The appearance we project through narcissism and egocentrism prevents us from focusing our energy on the beautiful things in life; in fact, it tears apart our beauty, leaving it in shreds and pieces that will never allow us to feel whole once again. It destroys our friendships and familial relationships by teaching us that our egos are more important than anything else in life. When you allow yourself to decenter your appearance, decenter your beauty, you will soon realize that the earth will still spin at 23 degrees regardless of how you look.
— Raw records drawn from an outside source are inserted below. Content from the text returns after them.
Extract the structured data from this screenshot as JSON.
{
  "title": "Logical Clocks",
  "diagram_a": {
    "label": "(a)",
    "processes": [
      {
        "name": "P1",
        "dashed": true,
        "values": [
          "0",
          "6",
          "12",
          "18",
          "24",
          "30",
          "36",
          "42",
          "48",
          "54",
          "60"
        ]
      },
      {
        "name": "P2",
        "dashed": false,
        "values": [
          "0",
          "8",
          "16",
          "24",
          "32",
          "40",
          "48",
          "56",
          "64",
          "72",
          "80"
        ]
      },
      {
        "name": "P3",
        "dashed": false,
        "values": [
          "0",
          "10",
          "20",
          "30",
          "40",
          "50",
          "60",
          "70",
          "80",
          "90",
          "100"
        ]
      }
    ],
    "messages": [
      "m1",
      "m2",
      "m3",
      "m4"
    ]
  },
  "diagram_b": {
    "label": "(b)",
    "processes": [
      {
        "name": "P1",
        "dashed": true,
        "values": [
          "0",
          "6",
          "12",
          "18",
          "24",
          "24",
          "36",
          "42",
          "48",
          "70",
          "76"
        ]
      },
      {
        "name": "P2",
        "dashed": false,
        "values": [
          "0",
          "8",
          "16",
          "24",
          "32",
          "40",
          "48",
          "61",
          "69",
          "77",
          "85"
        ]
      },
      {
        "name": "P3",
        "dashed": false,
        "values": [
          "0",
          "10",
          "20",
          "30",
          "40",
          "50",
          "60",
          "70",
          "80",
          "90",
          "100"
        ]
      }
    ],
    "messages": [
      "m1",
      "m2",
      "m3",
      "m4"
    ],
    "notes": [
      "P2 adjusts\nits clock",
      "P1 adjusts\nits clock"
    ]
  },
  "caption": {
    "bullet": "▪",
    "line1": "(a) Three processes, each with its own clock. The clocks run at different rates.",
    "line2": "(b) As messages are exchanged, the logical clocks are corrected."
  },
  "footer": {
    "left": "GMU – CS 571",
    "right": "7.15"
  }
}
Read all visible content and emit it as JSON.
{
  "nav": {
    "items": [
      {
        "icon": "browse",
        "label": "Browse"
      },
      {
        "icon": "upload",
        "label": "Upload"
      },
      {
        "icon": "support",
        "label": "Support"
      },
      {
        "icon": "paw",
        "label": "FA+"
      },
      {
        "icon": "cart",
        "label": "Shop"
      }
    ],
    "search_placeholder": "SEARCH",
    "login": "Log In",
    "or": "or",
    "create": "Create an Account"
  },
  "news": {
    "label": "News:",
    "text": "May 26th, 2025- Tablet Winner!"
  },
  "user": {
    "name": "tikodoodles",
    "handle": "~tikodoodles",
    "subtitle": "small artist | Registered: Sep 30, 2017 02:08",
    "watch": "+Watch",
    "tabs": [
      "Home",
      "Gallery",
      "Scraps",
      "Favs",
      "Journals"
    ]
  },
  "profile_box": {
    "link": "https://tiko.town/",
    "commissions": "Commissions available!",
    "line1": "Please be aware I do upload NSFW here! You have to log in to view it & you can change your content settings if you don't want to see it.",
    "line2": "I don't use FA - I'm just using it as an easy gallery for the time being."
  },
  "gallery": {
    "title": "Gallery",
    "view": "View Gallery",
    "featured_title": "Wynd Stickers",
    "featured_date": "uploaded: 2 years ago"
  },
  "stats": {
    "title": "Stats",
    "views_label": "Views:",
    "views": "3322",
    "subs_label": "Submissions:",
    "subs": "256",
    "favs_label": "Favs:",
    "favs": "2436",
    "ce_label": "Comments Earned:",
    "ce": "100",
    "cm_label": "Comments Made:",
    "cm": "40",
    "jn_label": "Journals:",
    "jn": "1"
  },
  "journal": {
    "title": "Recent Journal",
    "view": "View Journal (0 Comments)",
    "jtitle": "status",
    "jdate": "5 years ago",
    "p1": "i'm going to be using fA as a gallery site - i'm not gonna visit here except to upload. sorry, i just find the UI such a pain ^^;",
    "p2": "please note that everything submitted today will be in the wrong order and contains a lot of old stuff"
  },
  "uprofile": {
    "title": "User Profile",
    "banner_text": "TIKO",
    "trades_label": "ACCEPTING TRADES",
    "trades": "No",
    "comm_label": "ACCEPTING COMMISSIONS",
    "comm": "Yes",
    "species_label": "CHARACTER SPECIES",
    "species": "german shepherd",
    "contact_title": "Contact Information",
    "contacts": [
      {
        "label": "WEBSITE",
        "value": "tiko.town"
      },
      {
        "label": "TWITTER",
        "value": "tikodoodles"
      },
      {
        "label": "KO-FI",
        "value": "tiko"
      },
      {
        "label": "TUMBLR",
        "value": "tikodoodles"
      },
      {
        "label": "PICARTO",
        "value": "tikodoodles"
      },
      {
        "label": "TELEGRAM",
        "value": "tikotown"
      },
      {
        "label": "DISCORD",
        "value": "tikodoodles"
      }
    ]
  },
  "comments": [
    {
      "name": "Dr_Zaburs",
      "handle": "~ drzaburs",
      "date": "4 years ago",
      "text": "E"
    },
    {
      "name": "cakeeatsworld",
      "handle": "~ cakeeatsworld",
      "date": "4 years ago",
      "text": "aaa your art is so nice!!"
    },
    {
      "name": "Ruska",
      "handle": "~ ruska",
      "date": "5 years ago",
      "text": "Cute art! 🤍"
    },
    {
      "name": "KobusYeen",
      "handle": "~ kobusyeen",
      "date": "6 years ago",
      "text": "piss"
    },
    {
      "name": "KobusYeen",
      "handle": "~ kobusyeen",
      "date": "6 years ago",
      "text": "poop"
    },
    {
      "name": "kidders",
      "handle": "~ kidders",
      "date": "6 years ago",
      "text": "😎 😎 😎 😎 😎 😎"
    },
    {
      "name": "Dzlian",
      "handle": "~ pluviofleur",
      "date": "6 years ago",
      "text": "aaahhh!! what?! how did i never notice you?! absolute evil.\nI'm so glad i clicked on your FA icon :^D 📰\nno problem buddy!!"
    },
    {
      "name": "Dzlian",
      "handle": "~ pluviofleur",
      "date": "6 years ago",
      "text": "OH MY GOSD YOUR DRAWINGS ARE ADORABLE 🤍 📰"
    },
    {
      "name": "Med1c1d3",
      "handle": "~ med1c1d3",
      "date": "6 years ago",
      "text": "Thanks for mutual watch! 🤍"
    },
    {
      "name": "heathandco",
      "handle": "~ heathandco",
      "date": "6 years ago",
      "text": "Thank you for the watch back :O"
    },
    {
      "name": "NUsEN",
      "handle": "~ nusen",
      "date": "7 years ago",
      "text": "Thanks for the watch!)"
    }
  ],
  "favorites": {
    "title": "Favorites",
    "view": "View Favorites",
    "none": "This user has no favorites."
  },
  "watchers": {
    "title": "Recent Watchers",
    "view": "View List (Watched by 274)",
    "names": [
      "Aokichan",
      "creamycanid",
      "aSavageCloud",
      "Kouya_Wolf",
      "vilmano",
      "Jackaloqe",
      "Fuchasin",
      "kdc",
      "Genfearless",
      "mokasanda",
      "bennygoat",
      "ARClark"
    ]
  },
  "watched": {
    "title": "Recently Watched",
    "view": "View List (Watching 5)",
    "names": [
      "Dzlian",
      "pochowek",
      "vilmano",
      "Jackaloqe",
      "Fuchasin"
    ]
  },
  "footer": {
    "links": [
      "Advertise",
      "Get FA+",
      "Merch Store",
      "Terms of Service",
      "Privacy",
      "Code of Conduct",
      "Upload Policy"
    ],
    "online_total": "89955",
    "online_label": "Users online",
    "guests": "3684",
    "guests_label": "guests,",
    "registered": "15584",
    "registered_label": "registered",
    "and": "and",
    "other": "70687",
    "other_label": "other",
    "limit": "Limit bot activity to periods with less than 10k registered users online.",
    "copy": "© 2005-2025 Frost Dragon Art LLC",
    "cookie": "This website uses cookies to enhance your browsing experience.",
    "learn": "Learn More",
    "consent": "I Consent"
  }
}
Only this time, you will soon be mentally present enough to experience the delight and things that make you happy on its surface.

I blame the dealer that is social media and intense commercialized marketing for the quasi-addiction I faced in my childhood. Every girl who grows up with a phone, a wallet, even a brain endures the ever-needy demands that the notion of beauty elicits. Her thighs too thick, her legs too thin, her cellulite too apparent. Our bodies become canvases we attempt to restructure: adding different colors, changing proportions, copying and pasting, sawing and hacking, and yet still we are never satisfied with the dismembered and unrecognizable result. By following the addictive and brutal and bloody requirements of the beauty standard, we are subconsciously contributing to a cycle that pushes other vulnerable little girls into the same situation, with a simple gateway drug that seems harmless in theory, like making lipstick out of crayons. It is a cycle that is inescapable yet exacerbated by the insecurities that capitalism and the media creates. It is tragic to be so deeply convinced that by adhering to these standards, and turning something so symbolic of our innocence, into something so shallow, we will be loved and happy. It is absolutely tragic to be so deeply convinced that we are not already beautiful.